Nocardia are soil saprophytes that usually cause respiratory infection in immunocompromised hosts, and extrapulmonary lesions may follow metastatic spread from the pulmonary focus. However solitary, extrapulmonary, lesions, involving skin and subcutaneous tissue, occur in significant number of immunocompetent patients after direct inoculation. Inprimary cutaneous nocardiosis a history of local trauma, with soil contamination, is frequently present and commonly occurs in the extremities in adults (for example gardening accident victims).1
Two forms of nocardial skin infection have been described4—the acute lymphangitic form and chronic actinomyecetoma—with formation of nocardia grains (aggregates of filaments). The main sign of infection is the development of firm subcutaneous swelling, but later draining sinus tracts form, which discharge serosanguineous material and grains of nocardia onto the skin surface; bone involvement occurs by extension.4 The characteristic histopathological response to nocardial infection is the production of chronic inflammatory exudate without extensive fibrosis, caseation, or granuloma.
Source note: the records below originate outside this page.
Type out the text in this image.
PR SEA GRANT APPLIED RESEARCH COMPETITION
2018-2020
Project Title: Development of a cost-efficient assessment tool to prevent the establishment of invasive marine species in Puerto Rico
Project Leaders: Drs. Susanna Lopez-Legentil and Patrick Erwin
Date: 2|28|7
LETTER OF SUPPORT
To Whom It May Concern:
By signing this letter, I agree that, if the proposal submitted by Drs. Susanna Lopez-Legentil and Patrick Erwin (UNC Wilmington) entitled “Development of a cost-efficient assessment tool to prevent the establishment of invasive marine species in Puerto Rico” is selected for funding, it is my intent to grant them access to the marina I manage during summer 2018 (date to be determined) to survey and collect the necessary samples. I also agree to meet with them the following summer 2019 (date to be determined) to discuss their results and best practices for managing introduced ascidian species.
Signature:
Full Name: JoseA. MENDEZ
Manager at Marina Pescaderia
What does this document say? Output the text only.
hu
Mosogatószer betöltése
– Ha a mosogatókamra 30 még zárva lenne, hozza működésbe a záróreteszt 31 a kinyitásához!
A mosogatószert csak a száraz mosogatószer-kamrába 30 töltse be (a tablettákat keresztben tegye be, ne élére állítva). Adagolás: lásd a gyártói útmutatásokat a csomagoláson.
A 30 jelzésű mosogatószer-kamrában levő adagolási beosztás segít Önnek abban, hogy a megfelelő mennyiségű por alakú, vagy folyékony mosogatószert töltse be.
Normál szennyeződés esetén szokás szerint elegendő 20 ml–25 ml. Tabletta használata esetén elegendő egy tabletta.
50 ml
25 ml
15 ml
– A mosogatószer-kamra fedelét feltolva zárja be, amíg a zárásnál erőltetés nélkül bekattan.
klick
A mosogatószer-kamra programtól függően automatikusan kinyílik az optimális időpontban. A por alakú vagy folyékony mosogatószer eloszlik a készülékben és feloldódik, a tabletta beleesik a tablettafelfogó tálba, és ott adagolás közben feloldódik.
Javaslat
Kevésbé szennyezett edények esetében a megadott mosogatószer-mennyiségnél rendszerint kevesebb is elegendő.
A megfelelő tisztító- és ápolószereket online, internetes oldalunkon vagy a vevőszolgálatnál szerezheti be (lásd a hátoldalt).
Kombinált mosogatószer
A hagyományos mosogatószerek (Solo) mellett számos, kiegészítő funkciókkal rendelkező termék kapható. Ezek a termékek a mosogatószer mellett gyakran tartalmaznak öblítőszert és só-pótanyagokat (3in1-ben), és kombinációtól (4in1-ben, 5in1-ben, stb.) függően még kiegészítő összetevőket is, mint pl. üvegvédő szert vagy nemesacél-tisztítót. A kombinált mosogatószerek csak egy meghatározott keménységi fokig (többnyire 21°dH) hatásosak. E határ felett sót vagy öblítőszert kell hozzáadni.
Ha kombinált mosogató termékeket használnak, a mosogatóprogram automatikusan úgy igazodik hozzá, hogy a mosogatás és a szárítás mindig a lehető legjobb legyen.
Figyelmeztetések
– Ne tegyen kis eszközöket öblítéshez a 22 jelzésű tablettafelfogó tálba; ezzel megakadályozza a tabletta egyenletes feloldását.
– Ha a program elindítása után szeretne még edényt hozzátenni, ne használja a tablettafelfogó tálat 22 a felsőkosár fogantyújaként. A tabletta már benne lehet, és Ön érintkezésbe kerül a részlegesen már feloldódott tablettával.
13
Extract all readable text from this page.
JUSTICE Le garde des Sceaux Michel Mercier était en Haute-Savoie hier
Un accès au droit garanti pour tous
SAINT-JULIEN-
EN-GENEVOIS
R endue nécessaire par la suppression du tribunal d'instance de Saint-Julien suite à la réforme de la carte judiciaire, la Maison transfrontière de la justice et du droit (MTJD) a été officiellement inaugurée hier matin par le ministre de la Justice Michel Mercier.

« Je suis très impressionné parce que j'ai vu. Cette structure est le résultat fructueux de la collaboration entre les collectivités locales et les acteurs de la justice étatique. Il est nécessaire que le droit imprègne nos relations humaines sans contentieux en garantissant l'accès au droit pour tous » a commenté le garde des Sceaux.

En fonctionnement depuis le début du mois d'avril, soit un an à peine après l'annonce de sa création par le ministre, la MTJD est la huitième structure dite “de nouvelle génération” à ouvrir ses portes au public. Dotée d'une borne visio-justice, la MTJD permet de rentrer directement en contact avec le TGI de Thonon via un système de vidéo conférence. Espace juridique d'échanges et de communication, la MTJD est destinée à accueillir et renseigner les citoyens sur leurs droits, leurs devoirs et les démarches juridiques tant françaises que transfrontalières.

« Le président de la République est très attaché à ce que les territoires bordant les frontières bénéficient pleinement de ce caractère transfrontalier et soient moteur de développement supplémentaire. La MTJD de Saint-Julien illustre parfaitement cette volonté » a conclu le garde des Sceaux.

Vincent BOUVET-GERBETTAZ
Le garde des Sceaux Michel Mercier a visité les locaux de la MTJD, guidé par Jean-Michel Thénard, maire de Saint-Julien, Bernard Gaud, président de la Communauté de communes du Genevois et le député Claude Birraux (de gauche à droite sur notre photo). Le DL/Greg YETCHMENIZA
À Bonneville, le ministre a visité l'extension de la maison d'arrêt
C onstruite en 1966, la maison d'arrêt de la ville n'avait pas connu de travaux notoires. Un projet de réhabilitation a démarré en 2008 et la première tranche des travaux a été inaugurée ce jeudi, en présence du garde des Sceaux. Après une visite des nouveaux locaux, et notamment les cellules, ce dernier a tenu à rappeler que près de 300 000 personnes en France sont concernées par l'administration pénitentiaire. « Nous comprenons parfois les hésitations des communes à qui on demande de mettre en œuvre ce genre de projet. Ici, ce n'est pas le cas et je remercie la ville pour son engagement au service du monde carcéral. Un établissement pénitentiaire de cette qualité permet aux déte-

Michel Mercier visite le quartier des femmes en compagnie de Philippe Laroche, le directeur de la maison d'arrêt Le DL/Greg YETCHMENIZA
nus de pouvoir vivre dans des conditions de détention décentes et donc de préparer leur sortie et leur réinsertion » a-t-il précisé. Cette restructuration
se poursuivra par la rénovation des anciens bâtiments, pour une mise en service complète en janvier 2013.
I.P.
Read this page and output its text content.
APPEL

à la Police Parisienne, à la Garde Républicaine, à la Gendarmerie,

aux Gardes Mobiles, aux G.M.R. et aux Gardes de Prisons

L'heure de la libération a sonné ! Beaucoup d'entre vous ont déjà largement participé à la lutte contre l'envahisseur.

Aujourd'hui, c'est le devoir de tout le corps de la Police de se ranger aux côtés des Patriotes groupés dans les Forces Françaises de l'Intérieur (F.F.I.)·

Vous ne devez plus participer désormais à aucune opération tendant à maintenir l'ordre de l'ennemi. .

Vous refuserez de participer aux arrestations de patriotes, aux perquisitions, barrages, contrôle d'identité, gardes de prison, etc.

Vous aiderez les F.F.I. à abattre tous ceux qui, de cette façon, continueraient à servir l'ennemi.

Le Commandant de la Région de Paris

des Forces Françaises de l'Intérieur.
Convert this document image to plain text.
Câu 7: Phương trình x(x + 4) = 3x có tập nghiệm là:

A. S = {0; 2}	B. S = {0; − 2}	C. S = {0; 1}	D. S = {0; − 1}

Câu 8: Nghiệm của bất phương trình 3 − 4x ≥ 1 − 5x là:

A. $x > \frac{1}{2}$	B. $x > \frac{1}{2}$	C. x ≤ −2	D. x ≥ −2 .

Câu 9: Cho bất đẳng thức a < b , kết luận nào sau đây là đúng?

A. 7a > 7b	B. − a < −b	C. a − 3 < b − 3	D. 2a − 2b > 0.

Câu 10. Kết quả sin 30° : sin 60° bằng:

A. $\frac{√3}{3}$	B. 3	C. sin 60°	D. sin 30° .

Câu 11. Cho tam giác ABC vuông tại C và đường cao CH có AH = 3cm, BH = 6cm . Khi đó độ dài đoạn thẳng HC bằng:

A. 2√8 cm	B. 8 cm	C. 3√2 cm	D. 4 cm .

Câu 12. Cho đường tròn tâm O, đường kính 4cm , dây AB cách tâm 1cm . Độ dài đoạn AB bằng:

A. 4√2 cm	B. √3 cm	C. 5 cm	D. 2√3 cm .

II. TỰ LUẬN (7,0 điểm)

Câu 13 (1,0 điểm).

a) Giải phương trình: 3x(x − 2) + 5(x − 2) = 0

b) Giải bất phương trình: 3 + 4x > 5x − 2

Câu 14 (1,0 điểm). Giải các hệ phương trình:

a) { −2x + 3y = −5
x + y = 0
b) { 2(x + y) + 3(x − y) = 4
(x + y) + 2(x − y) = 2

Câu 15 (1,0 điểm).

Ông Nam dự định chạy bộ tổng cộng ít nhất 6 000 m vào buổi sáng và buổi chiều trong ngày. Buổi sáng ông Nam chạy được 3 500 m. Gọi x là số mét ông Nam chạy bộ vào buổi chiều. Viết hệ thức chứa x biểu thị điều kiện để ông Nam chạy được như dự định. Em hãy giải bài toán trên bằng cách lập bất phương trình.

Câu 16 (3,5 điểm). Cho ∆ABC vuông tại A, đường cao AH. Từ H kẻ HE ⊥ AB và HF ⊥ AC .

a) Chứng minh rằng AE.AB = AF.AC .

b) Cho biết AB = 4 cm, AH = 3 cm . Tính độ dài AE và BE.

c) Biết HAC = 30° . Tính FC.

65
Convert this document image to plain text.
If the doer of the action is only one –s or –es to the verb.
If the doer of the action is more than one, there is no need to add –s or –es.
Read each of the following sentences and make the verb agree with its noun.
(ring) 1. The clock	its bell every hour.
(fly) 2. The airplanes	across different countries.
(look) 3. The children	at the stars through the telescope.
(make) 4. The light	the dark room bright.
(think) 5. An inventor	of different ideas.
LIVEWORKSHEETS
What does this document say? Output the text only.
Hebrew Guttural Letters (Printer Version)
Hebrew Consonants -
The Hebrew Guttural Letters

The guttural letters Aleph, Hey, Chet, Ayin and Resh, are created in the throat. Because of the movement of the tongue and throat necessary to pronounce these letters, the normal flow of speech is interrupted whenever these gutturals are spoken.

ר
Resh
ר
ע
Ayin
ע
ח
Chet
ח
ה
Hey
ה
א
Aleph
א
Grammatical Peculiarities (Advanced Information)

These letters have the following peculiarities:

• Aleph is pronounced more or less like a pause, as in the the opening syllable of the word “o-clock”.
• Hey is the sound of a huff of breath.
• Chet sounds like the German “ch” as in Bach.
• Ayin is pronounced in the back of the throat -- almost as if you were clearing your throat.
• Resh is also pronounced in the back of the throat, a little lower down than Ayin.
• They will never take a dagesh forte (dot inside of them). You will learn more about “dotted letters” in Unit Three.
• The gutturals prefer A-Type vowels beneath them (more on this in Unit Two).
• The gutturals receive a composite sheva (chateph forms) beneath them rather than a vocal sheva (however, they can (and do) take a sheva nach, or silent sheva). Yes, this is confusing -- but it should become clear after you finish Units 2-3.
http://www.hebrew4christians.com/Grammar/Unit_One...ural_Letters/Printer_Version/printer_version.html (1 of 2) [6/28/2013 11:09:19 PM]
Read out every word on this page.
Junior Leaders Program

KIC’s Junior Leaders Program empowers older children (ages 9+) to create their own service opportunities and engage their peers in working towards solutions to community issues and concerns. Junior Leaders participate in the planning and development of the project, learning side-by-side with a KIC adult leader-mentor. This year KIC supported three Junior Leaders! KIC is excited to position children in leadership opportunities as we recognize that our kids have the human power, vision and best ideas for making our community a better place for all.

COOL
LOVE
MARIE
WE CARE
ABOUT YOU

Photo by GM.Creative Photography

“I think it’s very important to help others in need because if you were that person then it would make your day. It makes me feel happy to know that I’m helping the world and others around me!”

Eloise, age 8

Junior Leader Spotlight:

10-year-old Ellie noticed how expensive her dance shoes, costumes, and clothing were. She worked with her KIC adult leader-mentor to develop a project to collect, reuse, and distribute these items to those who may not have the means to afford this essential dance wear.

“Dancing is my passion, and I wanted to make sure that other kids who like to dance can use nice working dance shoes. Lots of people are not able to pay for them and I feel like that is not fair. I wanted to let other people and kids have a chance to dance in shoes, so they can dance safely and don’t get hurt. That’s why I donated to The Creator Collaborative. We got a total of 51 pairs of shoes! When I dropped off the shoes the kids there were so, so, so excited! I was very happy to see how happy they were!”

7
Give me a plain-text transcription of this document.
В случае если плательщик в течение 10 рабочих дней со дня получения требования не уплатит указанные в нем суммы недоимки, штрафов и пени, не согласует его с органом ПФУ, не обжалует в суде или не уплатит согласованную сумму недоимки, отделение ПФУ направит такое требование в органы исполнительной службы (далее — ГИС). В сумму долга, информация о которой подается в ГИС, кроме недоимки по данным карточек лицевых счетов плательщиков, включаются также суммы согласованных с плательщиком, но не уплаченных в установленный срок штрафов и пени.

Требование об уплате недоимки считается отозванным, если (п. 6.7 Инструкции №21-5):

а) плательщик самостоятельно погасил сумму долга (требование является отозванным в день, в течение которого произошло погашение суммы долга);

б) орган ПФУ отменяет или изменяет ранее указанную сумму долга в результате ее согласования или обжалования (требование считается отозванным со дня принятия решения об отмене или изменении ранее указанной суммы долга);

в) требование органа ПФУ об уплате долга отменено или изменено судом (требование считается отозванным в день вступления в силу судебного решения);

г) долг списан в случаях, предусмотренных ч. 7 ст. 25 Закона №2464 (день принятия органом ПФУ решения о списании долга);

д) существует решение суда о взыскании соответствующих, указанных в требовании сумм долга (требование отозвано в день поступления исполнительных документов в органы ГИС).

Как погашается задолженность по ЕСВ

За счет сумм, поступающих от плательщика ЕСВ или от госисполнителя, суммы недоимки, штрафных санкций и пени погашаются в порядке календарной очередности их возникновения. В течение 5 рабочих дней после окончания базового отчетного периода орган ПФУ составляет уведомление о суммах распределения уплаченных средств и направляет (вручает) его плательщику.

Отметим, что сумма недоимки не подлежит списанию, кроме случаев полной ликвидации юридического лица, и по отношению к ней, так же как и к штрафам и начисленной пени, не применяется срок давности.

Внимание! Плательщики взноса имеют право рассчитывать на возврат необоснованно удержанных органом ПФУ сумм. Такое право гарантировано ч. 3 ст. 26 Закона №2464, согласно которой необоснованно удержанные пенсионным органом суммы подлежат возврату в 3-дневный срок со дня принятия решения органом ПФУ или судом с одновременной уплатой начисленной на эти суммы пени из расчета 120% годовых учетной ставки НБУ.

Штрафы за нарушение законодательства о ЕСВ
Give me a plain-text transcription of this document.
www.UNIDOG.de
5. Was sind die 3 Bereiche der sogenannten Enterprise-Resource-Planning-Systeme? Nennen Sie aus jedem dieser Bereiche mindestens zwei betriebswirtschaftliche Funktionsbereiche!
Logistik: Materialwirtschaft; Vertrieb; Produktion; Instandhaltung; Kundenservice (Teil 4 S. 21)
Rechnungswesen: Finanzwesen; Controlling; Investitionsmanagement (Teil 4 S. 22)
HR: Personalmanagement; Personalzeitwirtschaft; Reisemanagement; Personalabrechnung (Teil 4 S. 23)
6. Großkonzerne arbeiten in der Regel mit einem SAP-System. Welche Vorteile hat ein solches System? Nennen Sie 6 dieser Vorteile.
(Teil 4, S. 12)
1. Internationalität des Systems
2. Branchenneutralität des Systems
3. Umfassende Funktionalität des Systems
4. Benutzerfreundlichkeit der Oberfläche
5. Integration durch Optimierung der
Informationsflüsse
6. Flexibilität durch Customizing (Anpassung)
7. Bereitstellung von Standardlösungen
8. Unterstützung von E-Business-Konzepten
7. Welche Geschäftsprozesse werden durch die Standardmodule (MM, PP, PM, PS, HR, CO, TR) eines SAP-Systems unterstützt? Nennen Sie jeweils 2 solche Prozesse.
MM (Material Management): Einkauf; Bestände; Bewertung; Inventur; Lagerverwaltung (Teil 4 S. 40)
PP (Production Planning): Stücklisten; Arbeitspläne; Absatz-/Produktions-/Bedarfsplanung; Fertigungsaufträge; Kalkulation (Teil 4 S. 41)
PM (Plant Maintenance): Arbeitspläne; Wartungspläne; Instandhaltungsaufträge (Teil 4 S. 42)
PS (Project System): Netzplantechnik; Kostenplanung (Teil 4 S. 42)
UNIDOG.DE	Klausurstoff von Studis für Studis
Primary cutaneous nocardiosis can occur in an immunocompetent host.
In a case of chronic infection of bone and subcutaneous tissue, with multiple sinuses, nocardiosis should be considered in the differential diagnosis.
Chronic nocardial skin infection can manifest, after a long period of incubation, after primary inoculation.
In reported cases of primary cutaneous nocardiosis after inoculation, there is seldom any evidence of impaired immune response of the host5; and local inflammation and lymphadenopathy usually follows. Initial failure of these mechanisms to eliminate all organisms, and confinement to a local site, may subsequently lead to the development of actinomyecetoma.4 The factors affecting this change from acute to chronic phase are unclear; but it is proposed that the host's immune response as well as the ability of the organism to lose their cell wall structure,5 may affect this transformation. In our case, the long incubation period after inoculation, and subsequent chronicity of the disease, may be due to the transiently altered immune status.
In conclusion, when a patient presents with chronic, non-healing sinuses of the scalp, nocardiosis must be considered in the differential diagnosis, especially if there has been a history of trauma even in the remote past and specific cultures should be asked for.
Actinomyecetoma form of primary cutaneous nocardiosis of scalp with involvement of skull bones.